Rehalera los 365 dias del año

Rehalera se es los 365 días del año, no solo el día que se montea. Alba, día tras día, al terminar su jornada laboral, se dirige al lugar donde tiene su rehala, donde pasa horas alimentando a sus perros y cuidándolos.

Hoy, por ejemplo, tuvo que llevar a unos de sus alanos al veterinario a unas sesiones de rehabilitación tras sufrir una fractura de ligamentos. Es un día a día de duro trabajo para tener a todos sus componentes en óptimas condiciones.

La rehala, su pasión

Así describe Alba su vida como rehalera: «La caza con perros es mi pasión, es mi vida, es mi razón de vivir, mi ilusión. Cada vez que estoy junto a ellos el tiempo se detiene, me siento plena y llena de vida. Mi corazón late con fuerza cada vez que oigo una ladra y termina produciéndose un agarre, al que intento llegar lo más rápido posible para salvaguardar la integridad de mis perros.

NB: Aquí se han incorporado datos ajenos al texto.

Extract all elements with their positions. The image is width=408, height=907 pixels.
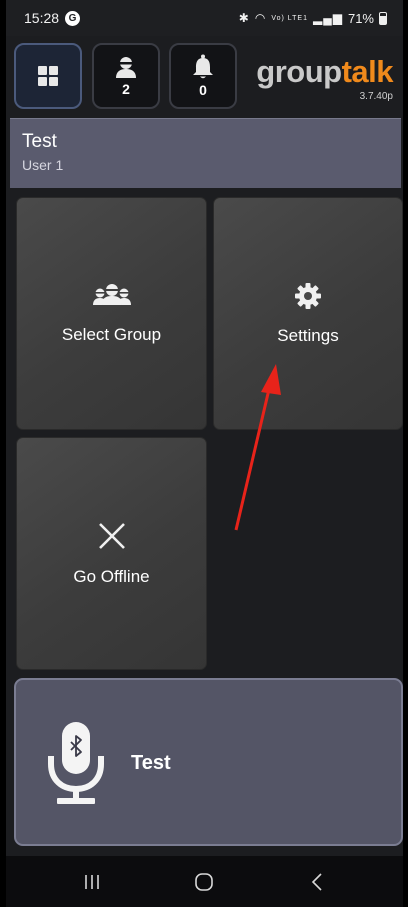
settings-label: Settings — [277, 325, 339, 345]
select-group-tile[interactable]: Select Group — [16, 197, 207, 430]
wifi-icon: ◠ — [254, 11, 267, 25]
user-icon — [116, 57, 136, 78]
close-icon — [98, 522, 125, 549]
back-icon — [311, 872, 322, 891]
go-offline-label: Go Offline — [73, 566, 150, 586]
logo-group-text: group — [256, 54, 342, 89]
battery-icon — [379, 11, 387, 25]
gear-icon — [295, 282, 321, 309]
user-name: Test — [22, 131, 57, 152]
bluetooth-mic-icon — [48, 722, 104, 804]
current-user-band[interactable]: Test User 1 — [10, 118, 401, 188]
recent-apps-button[interactable] — [72, 862, 112, 902]
back-nav-button[interactable] — [297, 862, 337, 902]
recents-icon — [85, 874, 99, 889]
group-icon — [92, 283, 131, 305]
user-subtitle: User 1 — [22, 157, 64, 173]
signal-icon: ▂▄▆ — [313, 11, 343, 25]
push-to-talk-panel[interactable]: Test — [14, 678, 403, 846]
users-count: 2 — [122, 81, 130, 97]
home-button[interactable] — [14, 43, 82, 109]
android-nav-bar — [6, 856, 403, 907]
bell-icon — [193, 54, 213, 79]
home-nav-button[interactable] — [184, 862, 224, 902]
select-group-label: Select Group — [61, 324, 162, 344]
network-indicator: Vo) LTE1 — [271, 14, 308, 22]
bluetooth-icon: ✱ — [238, 11, 250, 25]
phone-screen: 15:28 G ✱ ◠ Vo) LTE1 ▂▄▆ 71% 2 0 groupta… — [6, 0, 403, 907]
home-circle-icon — [195, 872, 214, 891]
app-version: 3.7.40p — [359, 91, 393, 102]
settings-tile[interactable]: Settings — [213, 197, 403, 430]
logo-talk-text: talk — [341, 54, 394, 89]
grid-icon — [38, 66, 58, 86]
battery-percent: 71% — [347, 10, 374, 26]
status-time: 15:28 — [24, 10, 60, 26]
alerts-button[interactable]: 0 — [169, 43, 237, 109]
app-bar: 2 0 grouptalk 3.7.40p — [6, 36, 403, 116]
ptt-channel-label: Test — [131, 752, 171, 774]
status-bar: 15:28 G ✱ ◠ Vo) LTE1 ▂▄▆ 71% — [6, 0, 403, 36]
grouptalk-logo: grouptalk 3.7.40p — [256, 56, 393, 102]
go-offline-tile[interactable]: Go Offline — [16, 437, 207, 670]
alerts-count: 0 — [199, 82, 207, 98]
users-button[interactable]: 2 — [92, 43, 160, 109]
google-notification-icon: G — [65, 10, 81, 26]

»No puedo evitar esa sensación contrapuesta entre felicidad y miedo al llegar al agarre por si alguno de mis perros ha resultado herido. Gracias a Dios, hace tiempo que no sufrimos ningún percance.

»Desde aquí quiero reivindicar el lugar de la mujer en el mundo de la caza y de la rehala y animar a otras muchas compañeras que den el paso y cumplan su sueño».